Edgar Allan Poe – Morgue Sokağı Cinayeti Arka Kapak Bilgisi

“Çağımızın en güçlü yazarı…”

“Sarhoş, yoksul, ezik, dışlanmış Edgar Allan Poe, dingin ve erdemli bir Goethe’den ya da Walter Scott’tan çok daha fazla hoşuma gidiyor. O ve onun gibi özel yapıdaki adamlar için şöyle diyeceğim: ‘Bizler adına acı çektiler.’ – Charles Baudelaire-

Morgue Sokağı Cinayeti’ndeki öyküler, İngilizce asıllarından ve Memet Fuat’ın yazara bağlılığı en önemli ilke kabul eden anlayışıyla çevrilmiştir.

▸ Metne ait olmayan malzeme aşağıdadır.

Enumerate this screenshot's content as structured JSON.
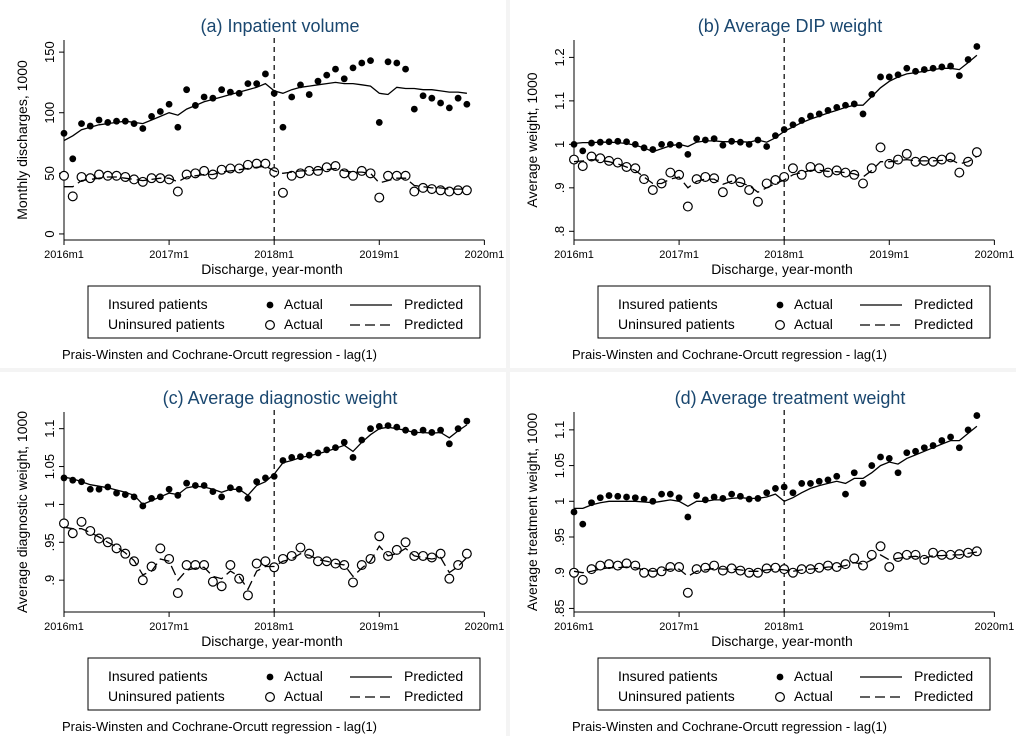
{
  "colors": {
    "background": "#ffffff",
    "panel_title": "#1a476f",
    "marks": "#000000",
    "panel_border": "#cfcfcf"
  },
  "legend": {
    "row1_label": "Insured patients",
    "row2_label": "Uninsured patients",
    "actual_label": "Actual",
    "predicted_label": "Predicted"
  },
  "note": "Prais-Winsten and Cochrane-Orcutt regression - lag(1)",
  "chart_data": [
    {
      "type": "scatter",
      "title": "(a) Inpatient volume",
      "xlabel": "Discharge, year-month",
      "ylabel": "Monthly discharges, 1000",
      "ylim": [
        -5,
        160
      ],
      "yticks": [
        0,
        50,
        100,
        150
      ],
      "ytick_labels": [
        "0",
        "50",
        "100",
        "150"
      ],
      "xlim": [
        0,
        47.5
      ],
      "xticks": [
        0,
        12,
        24,
        36,
        48
      ],
      "xtick_labels": [
        "2016m1",
        "2017m1",
        "2018m1",
        "2019m1",
        "2020m1"
      ],
      "policy_line_x": 24,
      "series": [
        {
          "name": "Insured patients Actual",
          "kind": "filled",
          "values": [
            83,
            62,
            91,
            89,
            94,
            92,
            93,
            93,
            91,
            87,
            97,
            101,
            107,
            88,
            119,
            106,
            113,
            112,
            119,
            117,
            116,
            124,
            124,
            132,
            116,
            88,
            113,
            123,
            115,
            126,
            131,
            136,
            128,
            137,
            141,
            143,
            92,
            142,
            141,
            136,
            103,
            114,
            112,
            108,
            104,
            112,
            107
          ]
        },
        {
          "name": "Insured patients Predicted",
          "kind": "solid",
          "values": [
            77,
            81,
            86,
            88,
            90,
            91,
            92,
            93,
            92,
            91,
            94,
            97,
            100,
            98,
            103,
            106,
            109,
            111,
            113,
            115,
            117,
            119,
            121,
            124,
            118,
            116,
            119,
            121,
            122,
            123,
            124,
            125,
            124,
            124,
            123,
            122,
            116,
            115,
            121,
            120,
            120,
            119,
            119,
            118,
            117,
            117,
            116
          ]
        },
        {
          "name": "Uninsured patients Actual",
          "kind": "hollow",
          "values": [
            48,
            31,
            47,
            46,
            49,
            48,
            48,
            47,
            45,
            43,
            46,
            46,
            45,
            35,
            49,
            50,
            52,
            49,
            53,
            54,
            54,
            57,
            58,
            58,
            51,
            34,
            48,
            50,
            52,
            52,
            55,
            56,
            50,
            48,
            52,
            50,
            30,
            48,
            48,
            48,
            35,
            38,
            37,
            36,
            35,
            36,
            36
          ]
        },
        {
          "name": "Uninsured patients Predicted",
          "kind": "dashed",
          "values": [
            39,
            39,
            44,
            45,
            46,
            47,
            47,
            46,
            45,
            44,
            45,
            46,
            46,
            43,
            47,
            48,
            49,
            49,
            51,
            52,
            53,
            54,
            55,
            56,
            52,
            50,
            51,
            52,
            52,
            53,
            53,
            54,
            52,
            51,
            51,
            50,
            42,
            44,
            46,
            46,
            40,
            39,
            38,
            38,
            37,
            37,
            37
          ]
        }
      ]
    },
    {
      "type": "scatter",
      "title": "(b) Average DIP weight",
      "xlabel": "Discharge, year-month",
      "ylabel": "Average weight, 1000",
      "ylim": [
        0.78,
        1.24
      ],
      "yticks": [
        0.8,
        0.9,
        1.0,
        1.1,
        1.2
      ],
      "ytick_labels": [
        ".8",
        ".9",
        "1",
        "1.1",
        "1.2"
      ],
      "xlim": [
        0,
        47.5
      ],
      "xticks": [
        0,
        12,
        24,
        36,
        48
      ],
      "xtick_labels": [
        "2016m1",
        "2017m1",
        "2018m1",
        "2019m1",
        "2020m1"
      ],
      "policy_line_x": 24,
      "series": [
        {
          "name": "Insured patients Actual",
          "kind": "filled",
          "values": [
            1.0,
            0.985,
            1.003,
            1.005,
            1.006,
            1.007,
            1.006,
            1.0,
            0.992,
            0.988,
            1.0,
            1.0,
            0.998,
            0.977,
            1.013,
            1.01,
            1.013,
            0.998,
            1.007,
            1.005,
            1.0,
            1.01,
            0.995,
            1.02,
            1.034,
            1.045,
            1.055,
            1.065,
            1.07,
            1.078,
            1.085,
            1.09,
            1.093,
            1.07,
            1.115,
            1.155,
            1.155,
            1.16,
            1.175,
            1.168,
            1.172,
            1.175,
            1.178,
            1.18,
            1.158,
            1.195,
            1.225
          ]
        },
        {
          "name": "Insured patients Predicted",
          "kind": "solid",
          "values": [
            1.002,
            1.004,
            1.004,
            1.005,
            1.005,
            1.004,
            1.002,
            0.998,
            0.992,
            0.983,
            0.99,
            0.997,
            1.0,
            0.995,
            1.005,
            1.008,
            1.008,
            1.006,
            1.006,
            1.006,
            1.005,
            1.01,
            1.005,
            1.015,
            1.03,
            1.04,
            1.05,
            1.058,
            1.065,
            1.072,
            1.078,
            1.085,
            1.09,
            1.09,
            1.11,
            1.13,
            1.145,
            1.155,
            1.162,
            1.165,
            1.168,
            1.172,
            1.175,
            1.175,
            1.172,
            1.188,
            1.205
          ]
        },
        {
          "name": "Uninsured patients Actual",
          "kind": "hollow",
          "values": [
            0.965,
            0.95,
            0.972,
            0.968,
            0.962,
            0.958,
            0.948,
            0.945,
            0.92,
            0.895,
            0.91,
            0.935,
            0.93,
            0.857,
            0.92,
            0.925,
            0.922,
            0.89,
            0.92,
            0.913,
            0.895,
            0.868,
            0.91,
            0.918,
            0.925,
            0.945,
            0.93,
            0.948,
            0.945,
            0.935,
            0.94,
            0.935,
            0.93,
            0.91,
            0.945,
            0.993,
            0.955,
            0.965,
            0.978,
            0.96,
            0.962,
            0.96,
            0.965,
            0.97,
            0.935,
            0.96,
            0.982
          ]
        },
        {
          "name": "Uninsured patients Predicted",
          "kind": "dashed",
          "values": [
            0.96,
            0.962,
            0.965,
            0.963,
            0.96,
            0.955,
            0.948,
            0.94,
            0.925,
            0.91,
            0.91,
            0.92,
            0.925,
            0.9,
            0.915,
            0.92,
            0.92,
            0.908,
            0.915,
            0.912,
            0.905,
            0.89,
            0.9,
            0.91,
            0.918,
            0.93,
            0.935,
            0.94,
            0.94,
            0.938,
            0.937,
            0.935,
            0.932,
            0.925,
            0.94,
            0.96,
            0.96,
            0.962,
            0.965,
            0.962,
            0.962,
            0.962,
            0.963,
            0.965,
            0.955,
            0.96,
            0.972
          ]
        }
      ]
    },
    {
      "type": "scatter",
      "title": "(c) Average diagnostic weight",
      "xlabel": "Discharge, year-month",
      "ylabel": "Average diagnostic weight, 1000",
      "ylim": [
        0.858,
        1.122
      ],
      "yticks": [
        0.9,
        0.95,
        1.0,
        1.05,
        1.1
      ],
      "ytick_labels": [
        ".9",
        ".95",
        "1",
        "1.05",
        "1.1"
      ],
      "xlim": [
        0,
        47.5
      ],
      "xticks": [
        0,
        12,
        24,
        36,
        48
      ],
      "xtick_labels": [
        "2016m1",
        "2017m1",
        "2018m1",
        "2019m1",
        "2020m1"
      ],
      "policy_line_x": 24,
      "series": [
        {
          "name": "Insured patients Actual",
          "kind": "filled",
          "values": [
            1.035,
            1.032,
            1.03,
            1.02,
            1.02,
            1.023,
            1.015,
            1.013,
            1.01,
            0.998,
            1.008,
            1.01,
            1.02,
            1.012,
            1.028,
            1.025,
            1.025,
            1.017,
            1.01,
            1.022,
            1.02,
            1.008,
            1.03,
            1.035,
            1.037,
            1.058,
            1.062,
            1.063,
            1.065,
            1.068,
            1.072,
            1.075,
            1.082,
            1.062,
            1.085,
            1.1,
            1.103,
            1.104,
            1.102,
            1.098,
            1.095,
            1.098,
            1.095,
            1.098,
            1.08,
            1.1,
            1.11
          ]
        },
        {
          "name": "Insured patients Predicted",
          "kind": "solid",
          "values": [
            1.036,
            1.034,
            1.03,
            1.026,
            1.024,
            1.022,
            1.019,
            1.016,
            1.012,
            1.0,
            1.005,
            1.01,
            1.015,
            1.013,
            1.022,
            1.024,
            1.023,
            1.02,
            1.016,
            1.02,
            1.02,
            1.012,
            1.025,
            1.03,
            1.04,
            1.055,
            1.058,
            1.062,
            1.064,
            1.067,
            1.07,
            1.074,
            1.078,
            1.07,
            1.082,
            1.092,
            1.1,
            1.102,
            1.1,
            1.098,
            1.095,
            1.095,
            1.094,
            1.095,
            1.088,
            1.097,
            1.105
          ]
        },
        {
          "name": "Uninsured patients Actual",
          "kind": "hollow",
          "values": [
            0.975,
            0.962,
            0.977,
            0.965,
            0.955,
            0.95,
            0.942,
            0.935,
            0.925,
            0.9,
            0.918,
            0.942,
            0.928,
            0.883,
            0.92,
            0.92,
            0.92,
            0.898,
            0.892,
            0.92,
            0.902,
            0.88,
            0.922,
            0.925,
            0.917,
            0.928,
            0.932,
            0.943,
            0.935,
            0.925,
            0.925,
            0.922,
            0.92,
            0.897,
            0.92,
            0.928,
            0.958,
            0.932,
            0.94,
            0.95,
            0.932,
            0.932,
            0.93,
            0.935,
            0.902,
            0.92,
            0.935
          ]
        },
        {
          "name": "Uninsured patients Predicted",
          "kind": "dashed",
          "values": [
            0.97,
            0.968,
            0.968,
            0.963,
            0.957,
            0.95,
            0.944,
            0.936,
            0.926,
            0.907,
            0.912,
            0.928,
            0.925,
            0.9,
            0.913,
            0.916,
            0.917,
            0.905,
            0.902,
            0.912,
            0.905,
            0.888,
            0.912,
            0.918,
            0.918,
            0.925,
            0.928,
            0.935,
            0.933,
            0.927,
            0.925,
            0.922,
            0.92,
            0.905,
            0.916,
            0.925,
            0.945,
            0.932,
            0.935,
            0.942,
            0.932,
            0.93,
            0.928,
            0.93,
            0.91,
            0.918,
            0.93
          ]
        }
      ]
    },
    {
      "type": "scatter",
      "title": "(d) Average treatment weight",
      "xlabel": "Discharge, year-month",
      "ylabel": "Average treatment weight, 1000",
      "ylim": [
        0.845,
        1.125
      ],
      "yticks": [
        0.85,
        0.9,
        0.95,
        1.0,
        1.05,
        1.1
      ],
      "ytick_labels": [
        ".85",
        ".9",
        ".95",
        "1",
        "1.05",
        "1.1"
      ],
      "xlim": [
        0,
        47.5
      ],
      "xticks": [
        0,
        12,
        24,
        36,
        48
      ],
      "xtick_labels": [
        "2016m1",
        "2017m1",
        "2018m1",
        "2019m1",
        "2020m1"
      ],
      "policy_line_x": 24,
      "series": [
        {
          "name": "Insured patients Actual",
          "kind": "filled",
          "values": [
            0.985,
            0.968,
            0.998,
            1.005,
            1.008,
            1.007,
            1.006,
            1.005,
            1.003,
            1.0,
            1.01,
            1.01,
            1.005,
            0.978,
            1.008,
            1.002,
            1.006,
            1.004,
            1.01,
            1.007,
            1.003,
            1.004,
            1.012,
            1.018,
            1.02,
            1.012,
            1.025,
            1.025,
            1.028,
            1.03,
            1.035,
            1.01,
            1.04,
            1.025,
            1.05,
            1.062,
            1.06,
            1.04,
            1.068,
            1.07,
            1.075,
            1.078,
            1.085,
            1.09,
            1.075,
            1.1,
            1.12
          ]
        },
        {
          "name": "Insured patients Predicted",
          "kind": "solid",
          "values": [
            0.99,
            0.99,
            0.995,
            0.998,
            1.0,
            1.0,
            1.0,
            1.0,
            0.999,
            0.998,
            1.0,
            1.002,
            1.0,
            0.993,
            1.0,
            1.0,
            1.002,
            1.002,
            1.004,
            1.005,
            1.004,
            1.004,
            1.006,
            1.01,
            1.0,
            1.005,
            1.012,
            1.018,
            1.022,
            1.025,
            1.028,
            1.025,
            1.032,
            1.032,
            1.04,
            1.05,
            1.055,
            1.052,
            1.06,
            1.065,
            1.07,
            1.075,
            1.08,
            1.085,
            1.085,
            1.095,
            1.105
          ]
        },
        {
          "name": "Uninsured patients Actual",
          "kind": "hollow",
          "values": [
            0.9,
            0.89,
            0.905,
            0.91,
            0.912,
            0.91,
            0.913,
            0.91,
            0.9,
            0.9,
            0.902,
            0.908,
            0.908,
            0.872,
            0.905,
            0.907,
            0.91,
            0.903,
            0.906,
            0.903,
            0.9,
            0.9,
            0.906,
            0.907,
            0.905,
            0.9,
            0.905,
            0.905,
            0.907,
            0.91,
            0.908,
            0.912,
            0.92,
            0.91,
            0.925,
            0.937,
            0.908,
            0.922,
            0.925,
            0.925,
            0.918,
            0.928,
            0.925,
            0.925,
            0.926,
            0.928,
            0.93
          ]
        },
        {
          "name": "Uninsured patients Predicted",
          "kind": "dashed",
          "values": [
            0.902,
            0.9,
            0.902,
            0.905,
            0.907,
            0.907,
            0.908,
            0.907,
            0.904,
            0.902,
            0.903,
            0.905,
            0.905,
            0.895,
            0.902,
            0.904,
            0.906,
            0.905,
            0.905,
            0.904,
            0.902,
            0.902,
            0.904,
            0.905,
            0.904,
            0.902,
            0.904,
            0.905,
            0.906,
            0.908,
            0.908,
            0.91,
            0.914,
            0.912,
            0.918,
            0.925,
            0.918,
            0.92,
            0.922,
            0.923,
            0.92,
            0.924,
            0.924,
            0.925,
            0.925,
            0.927,
            0.929
          ]
        }
      ]
    }
  ]
}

“Garip, dengesiz ve saplantılarla dolu yapısının kendini cinayete ya da deliliğe sürüklemesini önlemek için, Poe’nun elinin altında bir başka zehir vardı. Herkesin aynı rahatlıkla kullanamayacağı bir zehir: Güzel ve özenli yazısıyla, arada bir derin üzüntüsünden sıyrılmasını sağlayan, ürkünç, kasvetli ama avutucu imgeleri kâğıda döktüğü mürekkepten söz ediyorum.”
– Marie Bonaparte-

Bu yazımızı beğendiyseniz Haldun Taner – Yalıda Sabah Kısa Özetine göz atabilirsiniz.

Tweetle
ZİYARETÇİ YORUMLARI

Henüz yorum yapılmamış. İlk yorumu aşağıdaki form aracılığıyla siz yapabilirsiniz.

BİR YORUM YAZ

This site uses Akismet to reduce spam. Learn how your comment data is processed.